Archery trajectory computation

[tedzpony]

Okay, this is not a homework problem, and I think if I really played with it long enough I could work something out. But really, I just want an answer, so I'm hoping someone on here who really loves solving problems like this can just knock it out. It would be much appreciated. I'm wondering about a sight bar setting for my bow (archery).

Here's what I know. I set the sight in a certain position to shoot dead center at 9 meters. I set my sight precisely 1 cm lower to hit the center of the target at 18 meters. This raises the angle of the bow upon arrow release. The sight aperture (aim point) is 99.2 cm from my eye. On the two separate shots, the bow and arrows are the same, therefore same force, same initial velocity, same projectile weight.

I don't know the initial velocity, or arrow weight. I would neglect drag, though I know that makes this slightly less accurate. I also recognize that's not a lot of information, but my gut tells me that knowing the difference between two separate sight settings while everything else remains constant is probably enough to solve it for someone who knows how.

Now the question. How much would I have to lower the sight aperture (therefore raising the bow angle) to hit a target at 90 meters?

 

[Simon Bridge]

The big decider would be drag - which is non-linear.
Neglecting drag makes it a lot less accurate. Air resistance is significant for real projectiles. But neglecting drag makes the math simpler:

d=v^2\sin(2\theta)/g ... relates the angle to the range if the target is about the same height as the arrow starts... since v is always the same, I can just put k=v²/g and proceed...

Sight is set for 9m
9=k\sin2\theta_0 ...(1)

1cm higher (over 99.2cm - gives the angle change as \delta_1=\arctan(1/99.2) gets you to 18m
18 = k\sin2(\theta_0+\delta_1) ...(2)

which is kinda neat because this gives two equations and two unknowns.
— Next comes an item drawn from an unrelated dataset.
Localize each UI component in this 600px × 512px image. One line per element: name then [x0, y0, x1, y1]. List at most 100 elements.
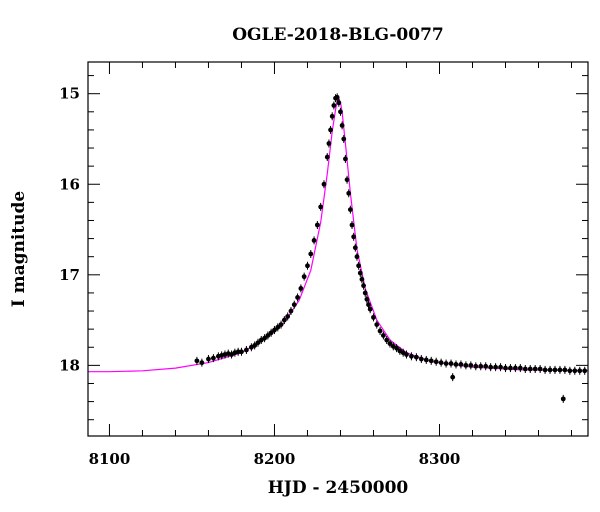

k=\frac{9}{\sin2\theta_0} \qquad \text{...(3)}\theta_0 = \frac{1}{2}\arctan{\bigg [ \frac{\sin 2\delta_1}{2-\cos 2\delta_1} \bigg ] } \qquad \text{...(4)}

(you want to check equation (4))
Now remains only to plug the numbers into:

90 = k\sin2(\theta_0 + \delta_2) ...(5)

Which we can use to find \delta_2 and get the elevation in cm at e=99.2\tan(\delta_2) ... (6)

Which is:
e=(99.2)\tan \bigg [ \frac{1}{2}\arcsin \big ( \frac{90}{k} \big ) - \theta_0 \bigg ] \qquad \text{...(7)}

I figure you can plug the numbers in.
... someone should check my algebra.

Caveat: all this assumes zero drag. It will be interesting to see how close it is IRL.

 

[tedzpony]

Simon Bridge,

Thank you very much. Yes, I recognize that drag will be significant, especially over 90 meters, but I also knew that it would make the question impossible, because I couldn't possibly provide the data that would be required to factor that in. It certainly will be interesting to see how it pans out in the real world. Unfortunately, there aren't any indoor ranges that I know of that reach out to 90 meters, and it's still way too cold right now to shoot outdoors. That said, although it will be a wait, I will do my best to remember to come back here and let you know the results whenever it warms up and I can "check your math" with bow in hand! Again, thanks a bunch!

 

[Simon Bridge]

I get:
\delta_1 = 0.0101^\circ
\theta_0=0.0101^\circ
k = 445.8 \text{m/kg}
... which suggests (reality check) you are releasing the arrows faster than 200kmph and you have a maximum range a bit under 400m (45degrees) ... sound right?

e \approx 9cm

I expect you'll need higher than that.